User Agent: Mozilla/5.0 (Windows NT 6.1; WOW64; rv:19.0) Gecko/20100101 Firefox/19.0 Build ID: 20130307023931 Steps to reproduce: Updating the style on my site adding lower opacity to certain links with the following a.menuSpecificLinkLow:link {color:#0000FF;text-decoration:none; font-size:11pt; opacity:0.8;} a.menuSpecificLinkLow:hover {color:#ff7b00;text-decoration:none; font-size:11pt; opacity:1.0;} a.menuSpecificLinkLow:active {color:#00FF00;text-decoration:none; font-size:11pt; opacity:1.0;} a.menuSpecificLinkLow:visited {color:#FF0000;text-decoration:none; font-size:11pt; opacity:0.8;} Actual results: The opacity seams to have stopped the link colour from changing. Iv tried putting colour after the opacity but it doesn't fix it - all my links are RED. In other browsers, google chrome and safari the bug goes the other way and the opacity isn't working. In IE however its running fine! This is rather annoying, I would prefer it to change the colour rather than the opacity given the choice of bug. Expected results: It should change both colour and opacity.
used here <A HREF="gall.php?Type=Dog&Specifically=Cavalier King Charles Spaniel" class="menuSpecificLinkLow"><li>Cavalier King Charles Spaniel</li></A> OR <li><A HREF="gall.php?Type=Dog&Specifically=Cavalier King Charles Spaniel" class="menuSpecificLinkLow">Cavalier King Charles Spaniel</A></li>
WFM, must be a CSS rule that is overriding it: http://jsfiddle.net/D3Ya9/
Status: UNCONFIRMED → RESOLVED
Closed: 12 years ago
Resolution: --- → WORKSFORME
Component: Untriaged → DOM: CSS Object Model
Product: Firefox → Core
(In reply to Jesper Hansen from comment #2) > WFM, must be a CSS rule that is overriding it: > http://jsfiddle.net/D3Ya9/ Sorry maybe i wasn't clear, you need to click it first. I can reproduce this with this on 2 computers with just this, but you have to 'visit' the page for the bug to appear. <!DOCTYPE html> <HTML> <HEAD> <style type="text/css"> <!--// a.menuSpecificLinkLow:link {color:#0000FF; text-decoration:none; font-size:11pt; opacity:0.5;} a.menuSpecificLinkLow:hover {color:#000000; text-decoration:none; font-size:11pt; opacity:1.0;} a.menuSpecificLinkLow:active {color:#00FF00; text-decoration:none; font-size:11pt; opacity:1.0;} a.menuSpecificLinkLow:visited {color:#FF0000; text-decoration:none; font-size:11pt; opacity:0.5;} //--> </STYLE> </HEAD> <BODY> <A HREF="#" class="menuSpecificLinkLow">LINK</A> </BODY> </HTML>
Status: RESOLVED → UNCONFIRMED
Resolution: WORKSFORME → ---
this is a very deep rabbit hole it happy with ... a.menuSpecificLinkLow:link, a.menuSpecificLinkLow:active, a.menuSpecificLinkLow:visited {color:#F8F8F4; text-decoration:none; font-size:11pt; opacity:0.8;} a.menuSpecificLinkLow:hover {color:#ff7b00; text-decoration:none; font-size:11pt; opacity:1.0;} seeing any meaningful difference!? I'm not... but let me know if there is. I do not think its down to opacity at all now. It appears FF is just having a very hard time with CSS on links in general. I am suspecting a bug is better pointed to the programs apparent inability to reload a page with CSS on it (ctrl+F5). Iv been clearing out all temp files and such each time trying to get my head around this. all i can say is it appears that something around CSS and links is unstable.

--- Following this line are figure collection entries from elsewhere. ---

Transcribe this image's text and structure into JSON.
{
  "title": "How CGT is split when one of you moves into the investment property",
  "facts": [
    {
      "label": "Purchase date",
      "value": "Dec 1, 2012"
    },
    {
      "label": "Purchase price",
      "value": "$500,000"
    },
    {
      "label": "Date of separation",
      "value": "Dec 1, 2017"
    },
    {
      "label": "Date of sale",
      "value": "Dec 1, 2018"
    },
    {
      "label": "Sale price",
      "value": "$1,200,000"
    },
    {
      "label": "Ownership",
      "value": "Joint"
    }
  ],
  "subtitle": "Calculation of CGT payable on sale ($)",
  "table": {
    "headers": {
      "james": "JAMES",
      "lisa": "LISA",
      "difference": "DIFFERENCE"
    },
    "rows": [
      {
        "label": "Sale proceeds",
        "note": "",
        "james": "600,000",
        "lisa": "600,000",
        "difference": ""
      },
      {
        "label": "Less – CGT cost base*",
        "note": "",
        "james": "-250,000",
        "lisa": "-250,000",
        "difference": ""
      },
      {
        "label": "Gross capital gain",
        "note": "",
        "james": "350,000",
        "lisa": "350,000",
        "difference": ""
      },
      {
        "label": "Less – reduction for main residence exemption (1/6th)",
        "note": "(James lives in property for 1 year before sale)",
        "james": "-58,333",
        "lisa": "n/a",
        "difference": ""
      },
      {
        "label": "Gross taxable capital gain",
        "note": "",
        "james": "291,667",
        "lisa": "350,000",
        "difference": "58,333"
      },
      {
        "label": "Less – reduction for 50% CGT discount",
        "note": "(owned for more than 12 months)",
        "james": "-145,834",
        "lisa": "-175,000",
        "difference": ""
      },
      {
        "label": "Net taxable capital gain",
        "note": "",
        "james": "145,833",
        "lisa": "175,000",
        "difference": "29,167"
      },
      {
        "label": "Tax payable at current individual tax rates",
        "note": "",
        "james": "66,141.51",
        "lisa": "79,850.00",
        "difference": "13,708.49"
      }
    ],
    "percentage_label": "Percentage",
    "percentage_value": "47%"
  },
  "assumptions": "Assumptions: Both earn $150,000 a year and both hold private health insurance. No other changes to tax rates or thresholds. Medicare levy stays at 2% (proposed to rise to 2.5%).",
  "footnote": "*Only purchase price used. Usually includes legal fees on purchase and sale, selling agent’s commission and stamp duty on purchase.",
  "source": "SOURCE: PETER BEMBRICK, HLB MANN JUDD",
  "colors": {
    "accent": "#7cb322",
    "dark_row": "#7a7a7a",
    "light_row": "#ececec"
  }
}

The CSS in this example is just buggy. The element is matched by multiple selectors, all with the same specificity, so the latest one wins. Specifically, if the link has been clicked on, then it will be matched by both "a.menuSpecificLinkLow:hover" and "a.menuSpecificLinkLow:visited" but the latter comes later, so wins out. This is why you want to either write the :hover selector with :link in it, or make sure to put it after the :link and :visited selectors. See http://blogs.adobe.com/cantrell/archives/2003/04/order_of_anchor.html for example, or the clear note in red text in the spec at http://www.w3.org/TR/CSS2/selector.html#dynamic-pseudo-classes .
Status: UNCONFIRMED → RESOLVED
Closed: 12 years ago12 years ago
Resolution: --- → INVALID
> seeing any meaningful difference!? Yes, you changed the order so the :hover comes last. And for CSS selectors order matters.